– По первой команде, сэр, – немедленно отозвался Нортон. – Машины работают отлично.

– Тогда вперед. – Хэл взялся за штурвал и дал короткий гудок к отправлению. Матрос на берегу отдал швартовы и прыгнул на борт.

Положив ладони на рулевое колесо, Хэл спокойно отчалил, но при входе в фарватер бурные воды Миссури тотчас подхватили «Красотку» и развернули. Все же, несмотря на быстрое течение, вскоре она уже шла задуманным курсом с малой скоростью, послушная командам руля и готовая остановиться в случае обнаружения живого человека или бездыханного тела.

Из кают не доносилось никаких звуков, кроме звучного храпа: изможденные после ночного бдения офицеры и обслуживающий персонал крепко спали. Два матроса начали поливать палубу из шланга, а признаки деловой активности на камбузе указывали, что кок уже приступил к приготовлению завтрака. В целом же судно все еще дремало: никто не двигал груз, и О'Брайен не кричал и не ругался.

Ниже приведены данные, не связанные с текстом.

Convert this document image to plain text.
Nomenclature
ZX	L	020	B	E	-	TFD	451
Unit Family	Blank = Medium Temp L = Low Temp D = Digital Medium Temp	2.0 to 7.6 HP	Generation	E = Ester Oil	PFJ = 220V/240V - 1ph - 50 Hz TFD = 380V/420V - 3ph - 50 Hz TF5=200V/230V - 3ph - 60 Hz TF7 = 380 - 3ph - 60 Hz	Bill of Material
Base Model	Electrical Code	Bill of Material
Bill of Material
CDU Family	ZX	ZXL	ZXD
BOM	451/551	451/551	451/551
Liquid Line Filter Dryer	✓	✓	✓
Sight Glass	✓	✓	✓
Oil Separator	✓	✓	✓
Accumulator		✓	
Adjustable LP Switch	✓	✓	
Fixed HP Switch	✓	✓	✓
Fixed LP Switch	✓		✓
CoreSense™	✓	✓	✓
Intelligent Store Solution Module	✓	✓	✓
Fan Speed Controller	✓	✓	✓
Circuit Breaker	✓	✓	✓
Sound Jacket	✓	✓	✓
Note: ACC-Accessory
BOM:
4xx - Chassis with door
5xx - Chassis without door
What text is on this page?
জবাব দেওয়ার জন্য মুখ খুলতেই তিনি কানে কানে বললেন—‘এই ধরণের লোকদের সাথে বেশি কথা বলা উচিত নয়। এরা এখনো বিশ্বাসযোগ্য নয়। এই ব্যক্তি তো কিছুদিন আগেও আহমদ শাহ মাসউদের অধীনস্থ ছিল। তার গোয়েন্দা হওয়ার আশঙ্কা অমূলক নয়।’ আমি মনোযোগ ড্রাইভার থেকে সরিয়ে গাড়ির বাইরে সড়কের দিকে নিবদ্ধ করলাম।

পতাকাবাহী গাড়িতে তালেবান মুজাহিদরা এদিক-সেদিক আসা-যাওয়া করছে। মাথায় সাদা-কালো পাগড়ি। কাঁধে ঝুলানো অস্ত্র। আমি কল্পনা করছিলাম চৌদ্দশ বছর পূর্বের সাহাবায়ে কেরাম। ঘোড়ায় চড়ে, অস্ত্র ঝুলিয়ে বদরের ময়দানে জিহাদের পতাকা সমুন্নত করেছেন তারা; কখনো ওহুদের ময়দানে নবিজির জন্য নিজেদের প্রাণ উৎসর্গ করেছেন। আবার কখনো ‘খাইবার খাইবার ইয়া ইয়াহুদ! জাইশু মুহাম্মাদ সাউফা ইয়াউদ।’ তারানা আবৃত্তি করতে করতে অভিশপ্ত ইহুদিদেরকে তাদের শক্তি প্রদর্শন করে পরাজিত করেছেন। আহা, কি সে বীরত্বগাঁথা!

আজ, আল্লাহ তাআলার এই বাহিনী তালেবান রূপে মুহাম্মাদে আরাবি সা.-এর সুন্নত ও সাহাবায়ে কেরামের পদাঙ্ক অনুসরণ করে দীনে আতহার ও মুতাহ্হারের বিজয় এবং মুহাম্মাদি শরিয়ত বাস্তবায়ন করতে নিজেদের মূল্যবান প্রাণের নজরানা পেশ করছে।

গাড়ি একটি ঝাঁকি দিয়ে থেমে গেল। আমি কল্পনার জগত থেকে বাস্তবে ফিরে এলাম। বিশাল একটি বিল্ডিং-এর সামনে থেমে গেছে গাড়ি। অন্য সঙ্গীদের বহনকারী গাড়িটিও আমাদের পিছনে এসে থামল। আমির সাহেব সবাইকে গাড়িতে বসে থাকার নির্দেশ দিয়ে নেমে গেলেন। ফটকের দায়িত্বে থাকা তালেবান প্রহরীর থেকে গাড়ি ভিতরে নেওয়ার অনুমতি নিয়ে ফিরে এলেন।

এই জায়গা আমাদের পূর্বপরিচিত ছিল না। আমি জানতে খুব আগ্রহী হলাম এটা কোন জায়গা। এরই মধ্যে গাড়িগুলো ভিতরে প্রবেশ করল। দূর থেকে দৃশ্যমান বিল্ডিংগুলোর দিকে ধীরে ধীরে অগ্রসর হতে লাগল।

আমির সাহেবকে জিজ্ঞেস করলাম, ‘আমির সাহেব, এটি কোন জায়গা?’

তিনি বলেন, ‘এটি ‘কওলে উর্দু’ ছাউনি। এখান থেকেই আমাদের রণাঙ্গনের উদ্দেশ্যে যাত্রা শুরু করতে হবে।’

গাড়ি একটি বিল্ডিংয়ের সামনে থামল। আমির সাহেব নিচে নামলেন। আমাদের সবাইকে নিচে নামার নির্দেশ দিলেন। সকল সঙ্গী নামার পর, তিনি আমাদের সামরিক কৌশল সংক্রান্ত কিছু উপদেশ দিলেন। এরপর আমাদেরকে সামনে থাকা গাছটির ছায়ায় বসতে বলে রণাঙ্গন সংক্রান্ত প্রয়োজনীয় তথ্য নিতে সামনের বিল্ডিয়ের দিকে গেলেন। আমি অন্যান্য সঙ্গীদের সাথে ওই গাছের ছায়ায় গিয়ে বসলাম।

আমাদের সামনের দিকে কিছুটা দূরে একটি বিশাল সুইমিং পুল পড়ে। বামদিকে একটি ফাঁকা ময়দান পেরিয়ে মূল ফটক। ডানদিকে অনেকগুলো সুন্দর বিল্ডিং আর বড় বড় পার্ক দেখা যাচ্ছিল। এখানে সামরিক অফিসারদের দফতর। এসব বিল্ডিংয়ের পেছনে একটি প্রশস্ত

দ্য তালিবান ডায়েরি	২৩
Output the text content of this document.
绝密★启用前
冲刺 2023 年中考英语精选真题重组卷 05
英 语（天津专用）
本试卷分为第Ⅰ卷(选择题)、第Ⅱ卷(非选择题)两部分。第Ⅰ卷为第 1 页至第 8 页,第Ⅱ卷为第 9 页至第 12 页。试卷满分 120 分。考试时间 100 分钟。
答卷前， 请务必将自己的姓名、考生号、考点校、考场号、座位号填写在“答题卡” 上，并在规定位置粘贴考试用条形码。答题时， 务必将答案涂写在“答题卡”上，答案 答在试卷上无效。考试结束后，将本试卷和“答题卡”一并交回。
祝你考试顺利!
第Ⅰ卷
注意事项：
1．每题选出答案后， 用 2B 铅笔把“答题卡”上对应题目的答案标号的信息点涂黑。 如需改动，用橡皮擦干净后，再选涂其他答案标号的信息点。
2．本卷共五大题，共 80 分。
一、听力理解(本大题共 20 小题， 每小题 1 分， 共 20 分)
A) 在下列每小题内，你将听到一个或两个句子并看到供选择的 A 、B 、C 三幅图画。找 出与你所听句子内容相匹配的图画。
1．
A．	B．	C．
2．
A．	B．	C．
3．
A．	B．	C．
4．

Не было и недовольных пассажиров, требующих спозаранок кофе и жареной ветчины.

Розалинда замурлыкала как кошка; она всю жизнь вот так бы и простояла рядом с Хэлом и была бы счастлива.

Хэл повернул рулевое колесо, огибая подтопленное дерево, и в этот момент в открытую дверь влетел кинжал и вонзился в штурвал в дюйме от его большого пальца.

Какого черта?

В следующий миг в рубку ворвался Леннокс, босой, грязный, в матросской одежде с чужого плеча и с длинным охотничьим ножом. Быстро оглядевшись, он бросился на Хэла, и тот, грубо выругавшись, лягнул его по ноге, заставив отступить. Оставшись без управления, «Красотка» свернула с курса и устремилась к большой коряге.

Розалинда метнулась к штурвалу.

– Я буду за рулевого, Хэл! – выкрикнула она. Линдсей отпустил колесо, и Розалинда вцепилась в него обеими руками, в то время как течение дергало судно, словно насмехаясь над ее попыткой взять ситуацию под контроль.

Хэл выхватил свой арканзасский нож и, заслоняя Розалинду, встал в боевую стойку.

Розалинда сделала глубокий вдох и поклялась оправдать его доверие.

– Ну что, готов отправиться на тот свет? – крикнул Хэл Ленноксу.

– А ты? Тебе смерть больше к лицу, как и твоей матери потаскухе, – прохрипел Леннокс; пританцовывая перед Хэлом, он выискивал слабое место в его защите. Капитанский мостик, казавшийся раньше просторным, словно сузился, и Розалинда не представляла, как мужчины смогут здесь драться.

– Линдсей, что там у вас происходит? – донесся из переговорной трубы голос Нортона.

– Здесь Леннокс! – крикнула Розалинда.

В этот момент Цицерон залился лаем и кинулся на непрошеного гостя.

– Будь ты проклят, Линдсей! – прорычал Леннокс. – Ты не доживешь до полудня, и Донован тоже.

За спиной Розалинды послышался лязг металла, но она не могла обернуться, так как все силы сосредоточила на коварной стремнине впереди и прибрежных водах, забитых топляком и вырванными из земли деревьями.

С главной палубы доносились крики, но подоспеет ли помощь вовремя?

По правому борту впереди замаячила коряга, и Розалинда, расставив для устойчивости ноги, налегла на штурвал, пытаясь противостоять бурному течению и отвернуть «Красотку» от опасности.

Хэл по-прежнему стоял спиной к Розалинде, защищая ее; он был холоден как лед и спокоен. Он не имел права на ошибку, так как от него сейчас зависела жизнь его жены. Лучше всего увести Леннокса в другое место – туда, где с ним легче будет справиться.

Резким броском вперед Хэл ударил Леннокса плечом в грудь, и тут же ребра обожгло огнем – это нож Леннокса оставил на его коже глубокий след.

Внезапно на них посыпались обломки дерева, и мужчины вывалились из рубки. Прокатившись около ярда, они упали на крышу главной палубы и тут же вскочили на ноги. Следом за ними из рубки выпрыгнул Цицерон и, прошмыгнув под ногами Хэла, укусил Леннокса за лодыжку.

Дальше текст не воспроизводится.